Given Trump’s sagging approval ratings, some of them seem relatively safe (such as Reps. Tom Suozzi in New York and Susie Lee in Nevada). But how many of their other incumbents can survive in these seats — particularly those that have been redrawn to tilt further toward the GOP in states including Ohio, Texas and North Carolina — remains a critical variable for November. The more Democratic-held seats that Republicans win, the deeper into Trump territory Democrats will have to push to establish any majority, let alone a comfortable governing cushion.
As in the past, the lowest-hanging fruit for Democrats should be the eight Republicans in districts that voted for Harris. Though two of those incumbents (Brian Fitzpatrick in Pennsylvania and Mike Lawler in New York) have frustrated them before, Democrats are strongly favored to capture the remaining seats (four of which were redrawn to benefit Democrats during the California redistricting, and another of which is the product of a court-ordered redistricting in Utah).
The clearest opportunities for Democrats are the 25 Republicans in seats that Trump won relatively narrowly. The DCCC is officially targeting almost all of those Republicans, including multiple seats in Pennsylvania, Michigan, Iowa, Wisconsin, Arizona and Colorado. “Democrats have a pretty defined path to the majority in these districts Trump won by single digits,” said David Wasserman, senior elections analyst at the Cook Political Report. Because there are so few Republicans defending districts that Harris won, Wasserman said, the “tipping point” for House control will likely come in seats such as those now held by Republican Reps. Zach Nunn in Iowa and Tom Barrett in Michigan, where Trump prevailed by small margins.

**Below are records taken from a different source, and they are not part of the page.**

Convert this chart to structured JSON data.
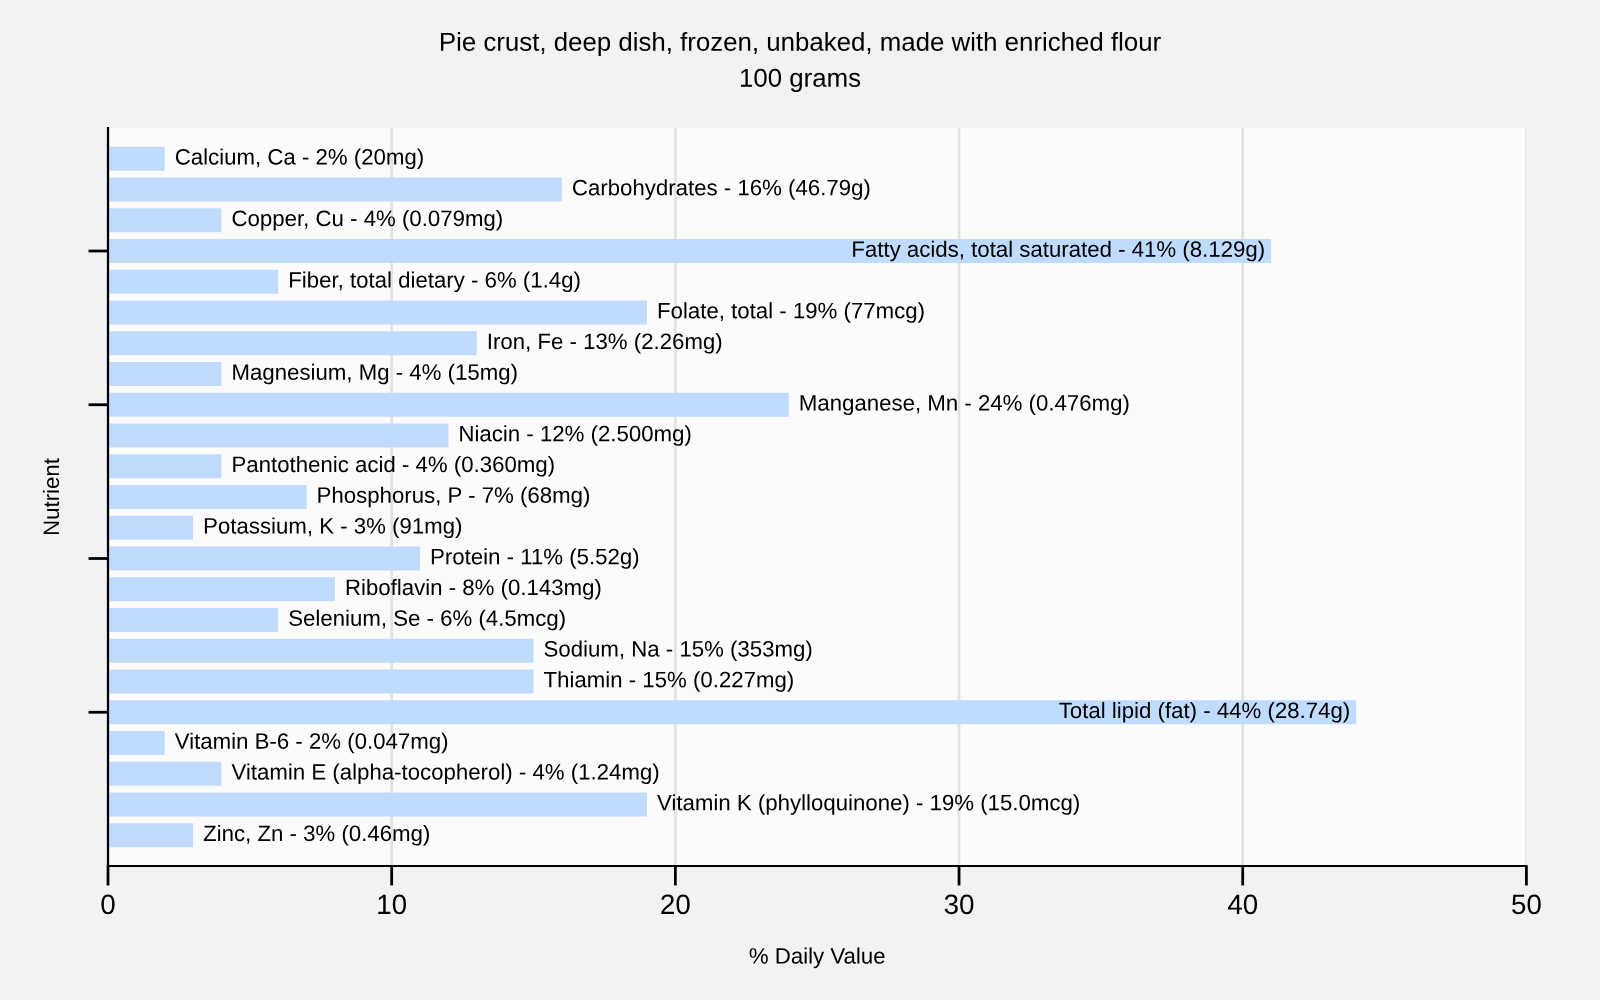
{
  "chart_data": {
    "type": "bar",
    "orientation": "horizontal",
    "title": "Pie crust, deep dish, frozen, unbaked, made with enriched flour",
    "subtitle": "100 grams",
    "xlabel": "% Daily Value",
    "ylabel": "Nutrient",
    "categories": [
      "Calcium, Ca - 2% (20mg)",
      "Carbohydrates - 16% (46.79g)",
      "Copper, Cu - 4% (0.079mg)",
      "Fatty acids, total saturated - 41% (8.129g)",
      "Fiber, total dietary - 6% (1.4g)",
      "Folate, total - 19% (77mcg)",
      "Iron, Fe - 13% (2.26mg)",
      "Magnesium, Mg - 4% (15mg)",
      "Manganese, Mn - 24% (0.476mg)",
      "Niacin - 12% (2.500mg)",
      "Pantothenic acid - 4% (0.360mg)",
      "Phosphorus, P - 7% (68mg)",
      "Potassium, K - 3% (91mg)",
      "Protein - 11% (5.52g)",
      "Riboflavin - 8% (0.143mg)",
      "Selenium, Se - 6% (4.5mcg)",
      "Sodium, Na - 15% (353mg)",
      "Thiamin - 15% (0.227mg)",
      "Total lipid (fat) - 44% (28.74g)",
      "Vitamin B-6 - 2% (0.047mg)",
      "Vitamin E (alpha-tocopherol) - 4% (1.24mg)",
      "Vitamin K (phylloquinone) - 19% (15.0mcg)",
      "Zinc, Zn - 3% (0.46mg)"
    ],
    "values": [
      2,
      16,
      4,
      41,
      6,
      19,
      13,
      4,
      24,
      12,
      4,
      7,
      3,
      11,
      8,
      6,
      15,
      15,
      44,
      2,
      4,
      19,
      3
    ],
    "color": "#bfdbff",
    "xlim": [
      0,
      50
    ],
    "xticks": [
      0,
      10,
      20,
      30,
      40,
      50
    ],
    "grid": "x"
  }
}
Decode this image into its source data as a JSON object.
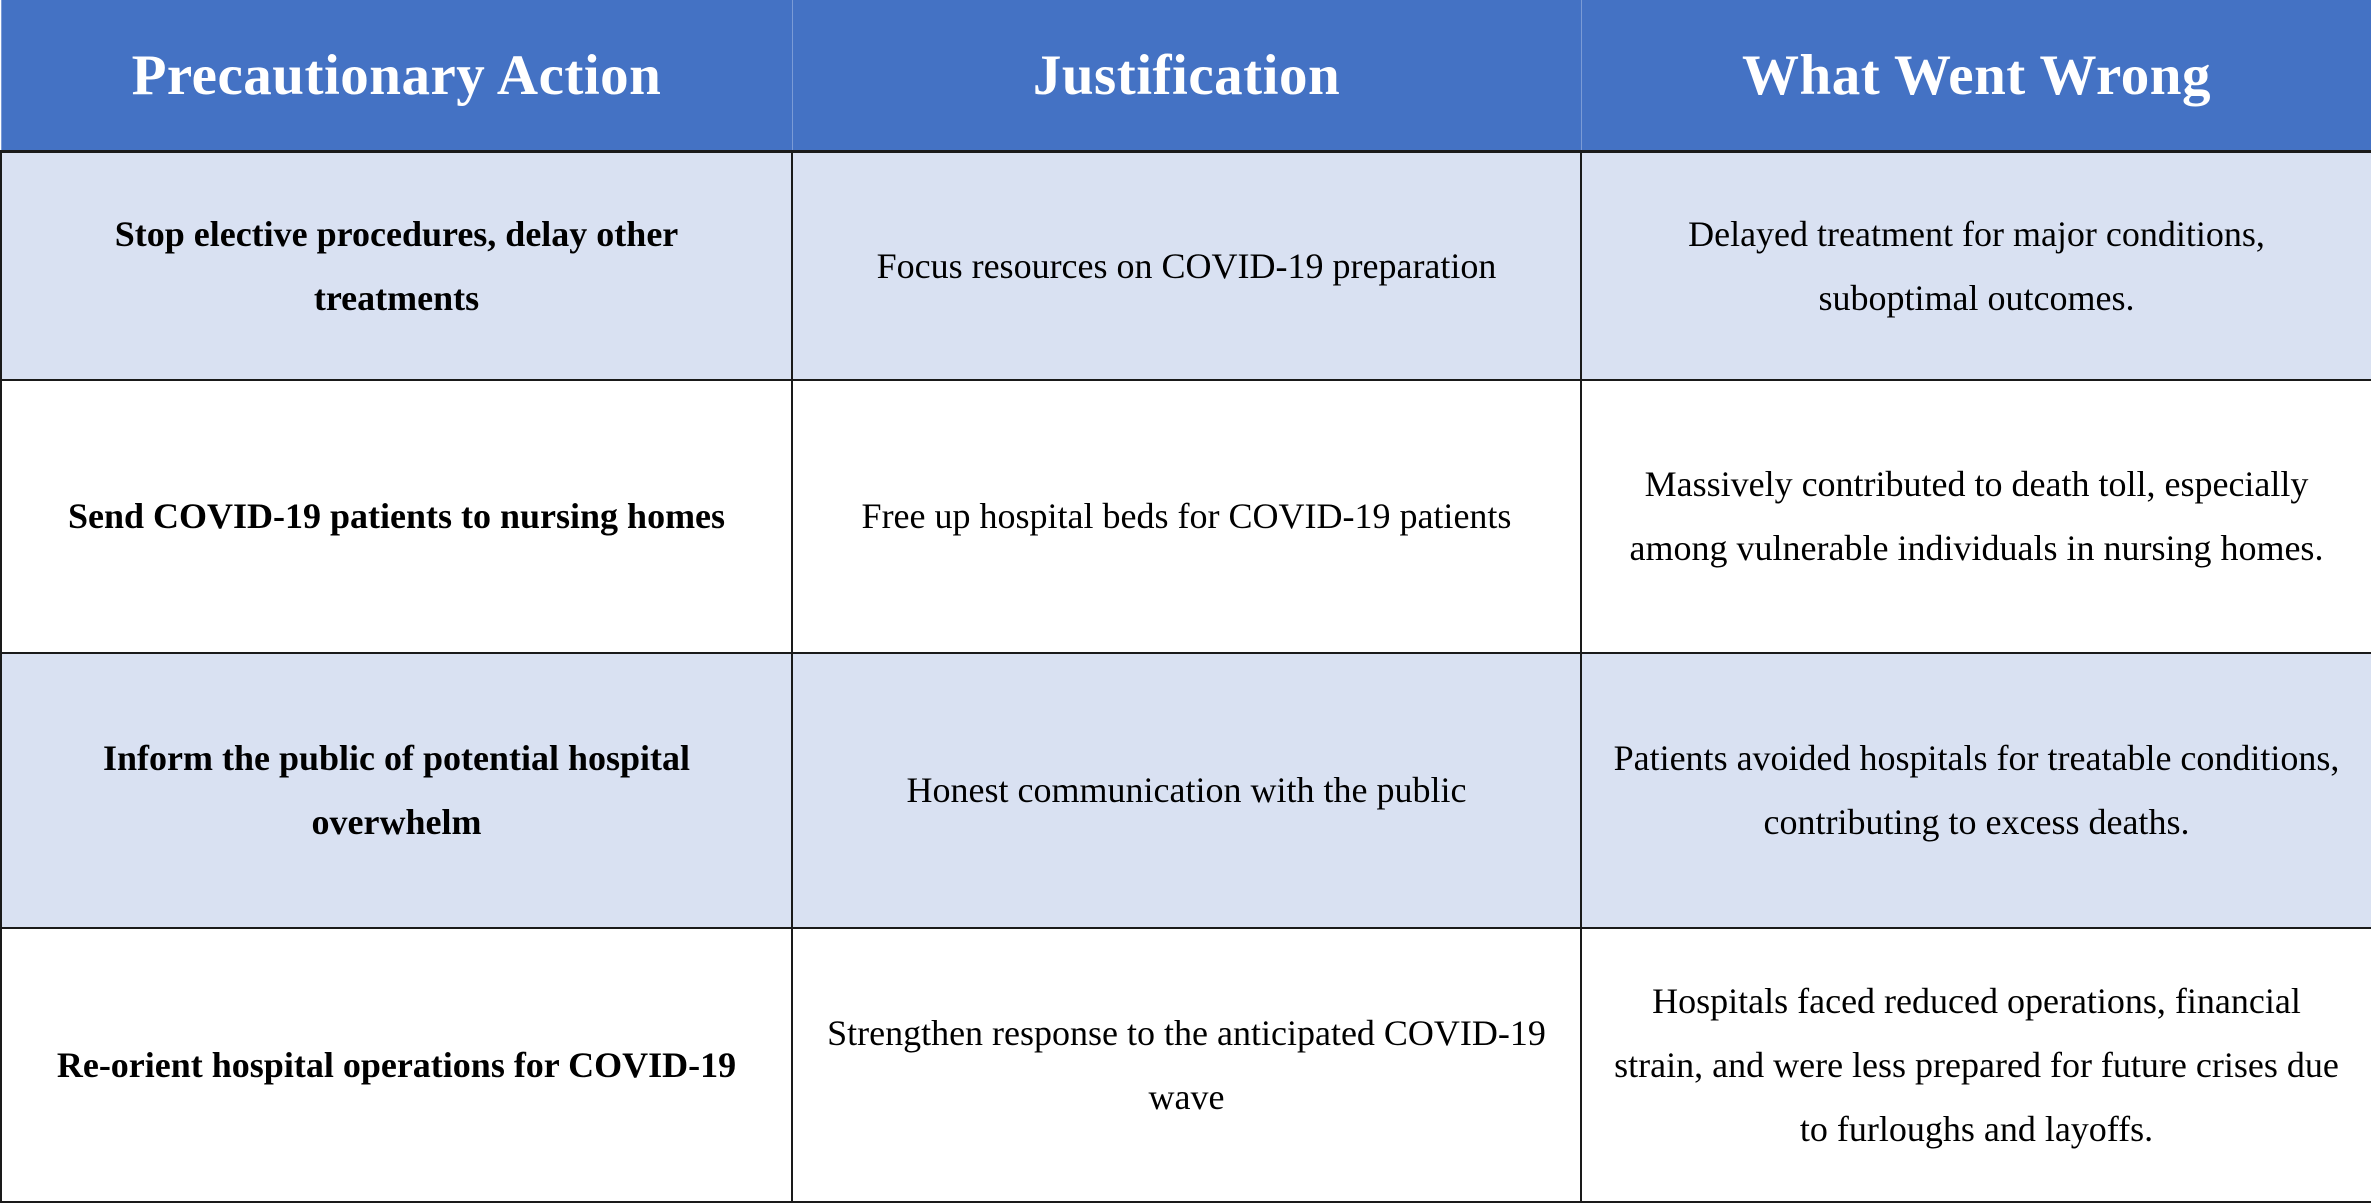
{
  "table": {
    "headers": [
      "Precautionary Action",
      "Justification",
      "What Went Wrong"
    ],
    "header_color": "#4472c4",
    "shaded_row_color": "#d9e1f2",
    "rows": [
      {
        "action": "Stop elective procedures, delay other treatments",
        "justification": "Focus resources on COVID-19 preparation",
        "what_went_wrong": "Delayed treatment for major conditions, suboptimal outcomes."
      },
      {
        "action": "Send COVID-19 patients to nursing homes",
        "justification": "Free up hospital beds for COVID-19 patients",
        "what_went_wrong": "Massively contributed to death toll, especially among vulnerable individuals in nursing homes."
      },
      {
        "action": "Inform the public of potential hospital overwhelm",
        "justification": "Honest communication with the public",
        "what_went_wrong": "Patients avoided hospitals for treatable conditions, contributing to excess deaths."
      },
      {
        "action": "Re-orient hospital operations for COVID-19",
        "justification": "Strengthen response to the anticipated COVID-19 wave",
        "what_went_wrong": "Hospitals faced reduced operations, financial strain, and were less prepared for future crises due to furloughs and layoffs."
      }
    ]
  }
}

Beyond that, the DCCC also is targeting 16 of the Republican-held seats where Trump ran at least 5 points above his national showing in 2024 (which means he captured at least 55% of the vote in them). As the 2006, 2010 and 2018 experiences showed, the party out of the White House has won relatively few of such seats even in very good midterms.
Marinella, the NRCC spokesperson, said the party isn’t worried about holding those districts-especially after Democrats, even in the very favorable environment of 2018, failed to win many comparable places. “They couldn’t do it in probably the best political environment they had in years,” he said. “If they couldn’t go into those districts back then, how could they possibly do that now?”
But Democrats see several reasons to pursue such longer-shot opportunities. Viet Shelton, a DCCC spokesperson, says Trump’s declining job approval rating has opened the door for Democrats in these places. “We are seeing a massive drop off in public support for Trump, which tells us voters want someone to be a check on the president,” Shelton said.
Sena points to another rationale. Republicans, he notes, are building a big fund-raising advantage over Democrats, and widening the congressional battlefield is crucial to preventing the GOP from focusing that firepower solely on the few, more marginal, seats Democrats need to tip the majority. “The way you counter that money is you force them to have to spread the resources and go deeper into the map to defend themselves,” Sena said. “It makes it much harder for them to figure out exactly where to go, and exactly how to defend themselves, particularly when the national environment is moving against them.”
Skelley is skeptical that Democrats today can flip many seats deep in Trump country. But, like Wasserman and others, he believes the range of plausible targets will grow if Trump’s approval rating declines even slightly more. That, he said, could create a larger Democratic wave that “hits the (Republican) floodwall and spills over.”
Even in 2018, when Trump’s approval rating was several points higher on Election Day than it is in most polls now, Democrats unexpectedly captured a few Republican House seats that Trump had handily carried two years before in states including South Carolina, Oklahoma and Maine. For all the protection that the map now provides the GOP, if Trump can’t rebuild his public support, Republicans still face a greater risk than Democrats of waking up to unpleasant surprises in November.